Logistics premises require a larger footprint but offer a relatively low return on land values. The proposed changes will result in higher prices for the transportation of goods.

Capital Allowances. A new 40% First Year Allowance for main rate expenditure from January 2026 will support new investment in businesses that do not qualify for the full expensing relief such as those with leased assets. This will provide welcome support to a section of the freight and transport industry that has so far not been able to take advantage of this tax benefit.

The HGV Levy and Vehicle Excise Duty will both increase by inflation from April 2026. With near record insolvencies in the sector, this will continue to add pressure on operators. This is a disappointing change, which the RHA has campaigned against.

Energy costs. Businesses and households will welcome the help with their energy costs through the end of the Energy Company Obligation in March 2026. Investment in our energy infrastructure that removes our dependency on volatile gas prices is welcome but should be accelerated so that costs for hard-pressed transport operators come down.

Infrastructure. Further funding for the Lower Thames Crossing - £891m announced today – is welcome and is an important step in progressing this vital project which will deliver significant benefits, reducing congestion, boosting trade and supporting economic growth.

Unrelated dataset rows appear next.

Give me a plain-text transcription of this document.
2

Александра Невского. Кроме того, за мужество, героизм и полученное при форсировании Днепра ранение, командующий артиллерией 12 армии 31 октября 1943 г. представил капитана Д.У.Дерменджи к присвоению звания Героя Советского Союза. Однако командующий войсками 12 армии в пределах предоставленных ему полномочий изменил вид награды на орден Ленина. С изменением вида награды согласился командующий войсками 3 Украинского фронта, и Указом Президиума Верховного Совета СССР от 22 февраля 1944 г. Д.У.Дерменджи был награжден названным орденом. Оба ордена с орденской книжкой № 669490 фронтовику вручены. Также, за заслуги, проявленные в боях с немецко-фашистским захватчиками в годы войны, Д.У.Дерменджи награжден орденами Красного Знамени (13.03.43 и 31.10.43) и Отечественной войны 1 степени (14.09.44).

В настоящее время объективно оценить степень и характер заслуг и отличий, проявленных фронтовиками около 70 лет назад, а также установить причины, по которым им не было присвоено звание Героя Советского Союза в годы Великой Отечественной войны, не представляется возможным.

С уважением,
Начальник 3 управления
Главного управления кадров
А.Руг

We welcome the commitment to spend £2 billion annually for local authorities to repair potholes on their roads by 2029-30.

Planning reforms. The Budget confirmed some significant reforms and investment designed to help improve the pace of our planning system. £48m has been allocated to increase planning capacity, including the hiring of 350 new planners across the country. Measures to streamline the infrastructure planning process through shortening pre-application engagement for major infrastructure projects will also speed up delivery. This will help the essential infrastructure HGV, coach and van businesses rely on to get built more quickly.

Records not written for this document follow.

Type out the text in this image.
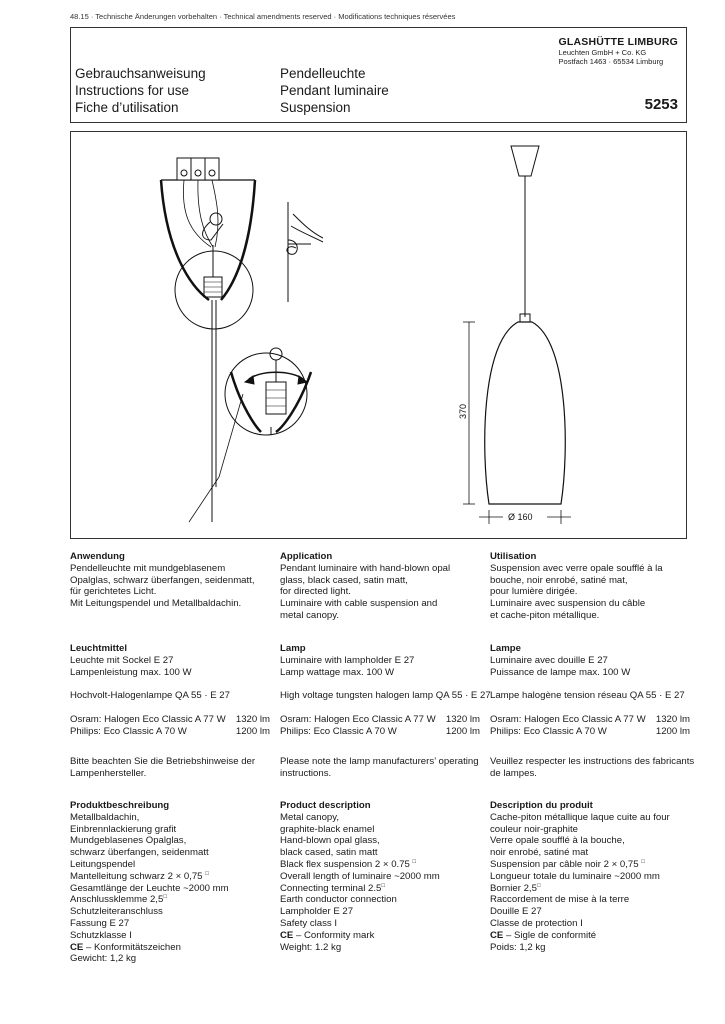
48.15 · Technische Änderungen vorbehalten · Technical amendments reserved · Modifications techniques réservées
GLASHÜTTE LIMBURG
Leuchten GmbH + Co. KG
Postfach 1463 · 65534 Limburg
Gebrauchsanweisung
Instructions for use
Fiche d’utilisation
Pendelleuchte
Pendant luminaire
Suspension	5253
370
Ø 160
Anwendung
Pendelleuchte mit mundgeblasenem
Opalglas, schwarz überfangen, seidenmatt,
für gerichtetes Licht.
Mit Leitungspendel und Metallbaldachin.
Application
Pendant luminaire with hand-blown opal
glass, black cased, satin matt,
for directed light.
Luminaire with cable suspension and
metal canopy.
Utilisation
Suspension avec verre opale soufflé à la
bouche, noir enrobé, satiné mat,
pour lumière dirigée.
Luminaire avec suspension du câble
et cache-piton métallique.
Leuchtmittel
Leuchte mit Sockel E 27
Lampenleistung max. 100 W
Hochvolt-Halogenlampe QA 55 · E 27
Osram: Halogen Eco Classic A 77 W 1320 lm
Philips: Eco Classic A 70 W	1200 lm
Lamp
Luminaire with lampholder E 27
Lamp wattage max. 100 W
High voltage tungsten halogen lamp QA 55 · E 27
Osram: Halogen Eco Classic A 77 W 1320 lm
Philips: Eco Classic A 70 W	1200 lm
Lampe
Luminaire avec douille E 27
Puissance de lampe max. 100 W
Lampe halogène tension réseau QA 55 · E 27
Osram: Halogen Eco Classic A 77 W 1320 lm
Philips: Eco Classic A 70 W	1200 lm
Bitte beachten Sie die Betriebshinweise der
Lampenhersteller.
Please note the lamp manufacturers’ operating
instructions.
Veuillez respecter les instructions des fabricants
de lampes.
Produktbeschreibung
Metallbaldachin,
Einbrennlackierung grafit
Mundgeblasenes Opalglas,
schwarz überfangen, seidenmatt
Leitungspendel
Mantelleitung schwarz 2 × 0,75 □
Gesamtlänge der Leuchte ~2000 mm
Anschlussklemme 2,5□
Schutzleiteranschluss
Fassung E 27
Schutzklasse I
CE – Konformitätszeichen
Gewicht: 1,2 kg
Product description
Metal canopy,
graphite-black enamel
Hand-blown opal glass,
black cased, satin matt
Black flex suspension 2 × 0.75 □
Overall length of luminaire ~2000 mm
Connecting terminal 2.5□
Earth conductor connection
Lampholder E 27
Safety class I
CE – Conformity mark
Weight: 1.2 kg
Description du produit
Cache-piton métallique laque cuite au four
couleur noir-graphite
Verre opale soufflé à la bouche,
noir enrobé, satiné mat
Suspension par câble noir 2 × 0,75 □
Longueur totale du luminaire ~2000 mm
Bornier 2,5□
Raccordement de mise à la terre
Douille E 27
Classe de protection I
CE – Sigle de conformité
Poids: 1,2 kg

Windsor Framework. We welcome the funding £16.55 million over three years from 2026-27 to boost trade between Northern Ireland and Great Britain to help businesses navigate the Windsor Framework. We await more details on what this will mean in practice for hauliers and urge the Government to learn lessons from the inefficiencies of the Trader Support Service, as set out in Murphy Review.

Tourism levy. We note that the Government have confirmed their intention to give Mayors the option to introduce a visitor levy on overnight visitor accommodation

Domestic coach tourism is one of the cleanest and most cost-effective parts of the visitor economy, good for the environment and good for economic growth. Therefore, we believe that Tourism levy funds should be invested in strengthening local tourism.